JuliaCon 2022 (Times are UTC)

TuringGLM.jl: Bayesian Generalized Linear models using @formula
2022-07-28 , Red

TuringGLM makes easy to specify Bayesian Generalized Linear Models using the formula syntax and returns an instantiated Turing model.

Example:

@formula(y ~ x1 + x2 + x3)

Heavily inspired by brms (uses RStan or CmdStanR) and bambi (uses PyMC3).


TuringGLM

TuringGLM makes easy to specify Bayesian Generalized Linear Models using the formula syntax and returns an instantiated Turing model.

Heavily inspired by brms (uses RStan or CmdStanR) and bambi (uses PyMC3).

@formula

The @formula macro is extended from StatsModels.jl along with MixedModels.jl for the random-effects (a.k.a. group-level predictors).

The syntax is done by using the @formula macro and then specifying the dependent variable followed by a tilde ~ then the independent variables separated by a plus sign +.

Example:

@formula(y ~ x1 + x2 + x3)

Moderations/interactions can be specified with the asterisk sign *, e.g. x1 * x2.
This will be expanded to x1 + x2 + x1:x2, which, following the principle of hierarchy,
the main effects must also be added along with the interaction effects. Here x1:x2
means that the values of x1 will be multiplied (interacted) with the values of x2.

Random-effects (a.k.a. group-level effects) can be specified with the (term | group) inside
the @formula, where term is the independent variable and group is the categorical
representation (i.e., either a column of Strings or a CategoricalArray in data).
You can specify a random-intercept with (1 | group).

Example:

@formula(y ~ (1 | group) + x1)

Data

TuringGLM supports any Tables.jl-compatible data interface.
The most popular ones are DataFrames and NamedTuples.

Supported Models

TuringGLM supports non-hiearchical and hierarchical models.
For hierarchical models, only single random-intercept hierarchical models are supported.

For likelihoods, TuringGLM.jl supports:

  • Gaussian() (the default if not specified): linear regression
  • Student(): robust linear regression
  • Logistic(): logistic regression
  • Pois(): Poisson count data regression
  • NegBin(): negative binomial robust count data regression

Associate Professor and Researcher of the Department of Computer Science at Universidade Nove de Julho - UNINOVE located in São Paulo - Brazil.
Lead on Education and Training at Pumas-AI.

Teaches undergraduate and graduate courses in Data Science, Statistics, Bayesian Statistics, Machine Learning and Deep Learning using Julia, R, Python, and Stan.
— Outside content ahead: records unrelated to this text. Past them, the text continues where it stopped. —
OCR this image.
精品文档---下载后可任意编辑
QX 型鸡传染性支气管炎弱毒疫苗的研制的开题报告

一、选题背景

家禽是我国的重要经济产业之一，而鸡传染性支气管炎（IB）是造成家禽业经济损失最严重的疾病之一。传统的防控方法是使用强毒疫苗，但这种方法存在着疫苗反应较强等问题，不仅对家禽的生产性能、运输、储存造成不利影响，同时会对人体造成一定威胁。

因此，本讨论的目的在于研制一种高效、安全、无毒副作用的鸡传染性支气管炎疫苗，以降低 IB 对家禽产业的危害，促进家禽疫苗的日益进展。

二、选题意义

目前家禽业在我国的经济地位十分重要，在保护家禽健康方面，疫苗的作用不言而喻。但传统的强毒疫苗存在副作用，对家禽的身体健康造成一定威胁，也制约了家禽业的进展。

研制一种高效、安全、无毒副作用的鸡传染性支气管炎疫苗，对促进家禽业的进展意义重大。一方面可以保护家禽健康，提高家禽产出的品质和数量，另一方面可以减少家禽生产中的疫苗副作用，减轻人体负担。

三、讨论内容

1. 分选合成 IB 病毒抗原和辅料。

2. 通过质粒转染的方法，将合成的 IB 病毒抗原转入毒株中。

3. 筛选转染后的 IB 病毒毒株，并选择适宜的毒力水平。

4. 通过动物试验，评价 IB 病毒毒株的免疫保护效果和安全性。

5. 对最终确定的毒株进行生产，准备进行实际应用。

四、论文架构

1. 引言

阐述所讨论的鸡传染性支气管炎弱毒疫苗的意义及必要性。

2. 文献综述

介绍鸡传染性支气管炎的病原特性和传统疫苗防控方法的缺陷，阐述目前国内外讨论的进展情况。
Contributor to Julia, R and Stan ecosystems. Proficient in C/C++ and Rust.
Has published Julia, Rust, R, and Python packages in official repositories/registries.

Researches, publishes and advises PhD candidates on topics about Bayesian Statistical Modeling and Machine Learning applied to Decision Making.
Principal Investigator of LabCidades - Smart City Research Lab at UNINOVE.

Coauthor of Julia Data Science book.
Leads the development of education and training materials for Pumas users in Julia.
Member of the Stan Governing Body - SGB.
Member of the Turing.jl Developer Team.
Certified RStudio Tidyverse Instructor.